At first, I started to work on a MessagePack implementation for LuaJIT. I wanted something which satisfies my needs in terms of simplicity, performances, safety, robustness, output stability, flexibility and concurrency. Because the Lua data model is fundamental to my methodology, I considered relevant to invest my time working on an implementation that I can deeply understand, test and optimize.
- Simplicity and performance, e.g. by targeting LuaJIT 2.1 exclusively instead of multiple Lua versions.
- Safety and robustness, e.g. to deal properly with malicious inputs when unpacking. It is especially relevant because LuaJIT exposes powerful low-level abstractions that can be used to improve performances, but could introduce unsafety.
- Output stability. No deterministic guarantees; it is a best effort to facilitate the use of delta compression (e.g. with Fossil).
- Flexibility. E.g. global and per call pack/unpack configuration.

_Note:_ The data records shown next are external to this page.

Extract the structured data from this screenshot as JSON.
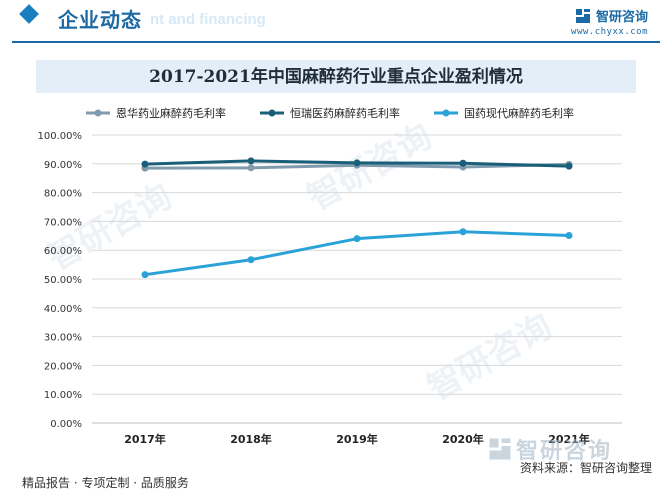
{
  "header": {
    "section_title": "企业动态",
    "ghost_text": "nt and financing",
    "brand_name": "智研咨询",
    "brand_url": "www.chyxx.com"
  },
  "footer": {
    "slogan": "精品报告 · 专项定制 · 品质服务",
    "source": "资料来源：智研咨询整理",
    "watermark_brand": "智研咨询"
  },
  "colors": {
    "accent": "#1b6aa5",
    "series": [
      "#7f9bad",
      "#1a5f7a",
      "#2aa2d8"
    ]
  },
  "chart_data": {
    "type": "line",
    "title": "2017-2021年中国麻醉药行业重点企业盈利情况",
    "categories": [
      "2017年",
      "2018年",
      "2019年",
      "2020年",
      "2021年"
    ],
    "series": [
      {
        "name": "恩华药业麻醉药毛利率",
        "values": [
          88.5,
          88.6,
          89.5,
          88.9,
          89.8
        ]
      },
      {
        "name": "恒瑞医药麻醉药毛利率",
        "values": [
          89.9,
          91.0,
          90.3,
          90.2,
          89.2
        ]
      },
      {
        "name": "国药现代麻醉药毛利率",
        "values": [
          51.5,
          56.7,
          64.0,
          66.4,
          65.1
        ]
      }
    ],
    "ylim": [
      0,
      100
    ],
    "yticks": [
      "0.00%",
      "10.00%",
      "20.00%",
      "30.00%",
      "40.00%",
      "50.00%",
      "60.00%",
      "70.00%",
      "80.00%",
      "90.00%",
      "100.00%"
    ],
    "xlabel": "",
    "ylabel": "",
    "grid": true,
    "legend": "top-left"
  }
}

- Concurrency. Concurrent/progressive processing with coroutines.
I wanted to stick with MessagePack to avoid the creation of a new format and to increase interoperability, but I realized that the way I would use MessagePack would not be interoperable; it doesn't sufficiently match the Lua data model and there were simplification and specialization opportunities by designing a format just for Lua(JIT).
The LDM format has the following noteworthy advantages:
- Conceptual simplification: the format rests on Lua instead of generalizing to all programming languages.
- Representation of the Lua data model, preserving object identities and references of a directed graph.
- Domain specific compression: string deduplication, external strings.
- Representation of external resources using external dictionaries.
- Support for metatables. They can be used in place of MessagePack extensions.